Les cours des engrais ont subi deux campagnes folles. Entre janvier 2007 et septembre 2008, « dans le pire des cas, les prix de vente aux agriculteurs ont triplé », a rappelé Gilles Poidevin, délégué général de l’Unifa (Union des industries de la fertilisation), lors d’un débat sur l’agrofourniture organisé le 26 novembre à Paris par l’Afja (Association française des journalistes agricoles). Sous la pression d’une très forte demande et dans un contexte de flambée des prix des énergies, les cours des engrais phosphatés sont passés de 100 euros/t à près de 300. Puis ils sont redescendus presque aussi brusquement à quelque 240 euros/t en juillet dernier. Les engrais azotés ont suivi la même courbe : après un pic proche des 200 euros/t en août 2008, ils ne valaient plus que quelque 120 euros/t à la fin de l’été. « Ces fluctuations vont changer les comportements des agriculteurs et des distributeurs » a prévenu Jean-Baptiste Hue, directeur général de Sevepi, coopérative située dans l’Eure.

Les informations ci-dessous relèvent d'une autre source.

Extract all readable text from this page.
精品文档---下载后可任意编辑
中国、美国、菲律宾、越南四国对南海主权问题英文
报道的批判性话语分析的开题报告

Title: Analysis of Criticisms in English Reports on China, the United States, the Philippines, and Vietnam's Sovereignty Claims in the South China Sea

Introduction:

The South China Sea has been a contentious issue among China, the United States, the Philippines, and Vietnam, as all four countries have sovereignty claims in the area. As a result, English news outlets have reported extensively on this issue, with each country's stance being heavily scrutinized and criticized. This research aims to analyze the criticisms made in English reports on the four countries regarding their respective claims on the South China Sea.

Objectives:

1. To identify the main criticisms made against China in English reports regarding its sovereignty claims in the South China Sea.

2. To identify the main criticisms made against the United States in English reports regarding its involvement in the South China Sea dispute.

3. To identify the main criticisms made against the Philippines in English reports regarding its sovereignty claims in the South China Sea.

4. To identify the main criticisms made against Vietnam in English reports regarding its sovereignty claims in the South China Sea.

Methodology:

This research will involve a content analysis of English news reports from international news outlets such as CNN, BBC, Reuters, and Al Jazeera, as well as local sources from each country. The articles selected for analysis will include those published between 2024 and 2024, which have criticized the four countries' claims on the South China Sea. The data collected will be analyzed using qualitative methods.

Pas de marché à terme envisageable
Avant ces épisodes, le distributeur tenait avant tout à répondre aux besoins de ses adhérents. « Aujourd’hui, il va prendre le risque d’avoir une pénurie plutôt que d’enregistrer une perte financière », a expliqué Jean-Baptiste Hue. Il faut dire qu’avec seulement 5 % de stocks d’engrais, la coopérative a dû provisionner sur son compte 700 000 euros de pertes latentes, afin de couvrir la baisse de valeur entre l’achat et la vente de ses engrais. Pour Christophe Beaunoir, chef de marché chez GPN, « des outils d’arbitrage doivent se mettre en place ». Ceux-ci ne pourront vraisemblablement pas se fonder sur un quelconque marché à terme. « Un tel marché n’est pas envisageable parce que le nombre d’acteurs est trop petit », a indiqué Gilles Poidevin, l’Unifa ayant interrogé des experts sur cette question. Pour le professionnel, le risque serait en plus de voir les déséquilibres saisonniers entre offre et demande amplifiés du fait de la spéculation.

Des logiques très court-termistes
La solution « passera par la contractualisation », a estimé Jean-Baptiste Hue. Mais il va falloir renouveler l’outil. Plus question pour les distributeurs de s’engager à stocker régulièrement des engrais pour obtenir un prix moyen sur une campagne. Le risque d’essuyer une perte financière est désormais trop grand. Des contrats plus classiques revoient le jour, mais « dans une logique très court-termiste », a signalé Christophe Beaunoir. Pour redonner un peu de sécurité à la filière, GPN est en train de réfléchir à de nouvelles formules… Qui ne sont pas encore finalisées.
En attendant, le secteur pâtit clairement de la flambée des cours. Les livraisons d’engrais ont baissé de 24 % sur la campagne 2008/2009, la chute se chiffrant à 8 % pour les engrais azotés simples mais à respectivement 52 % et 59 % pour les engrais potassiques et phosphatés. Pour Jean-Baptiste Hue, les agriculteurs sont entrés dans une nouvelle logique. Et les entendre parler « prix de revient » n’est plus une exception.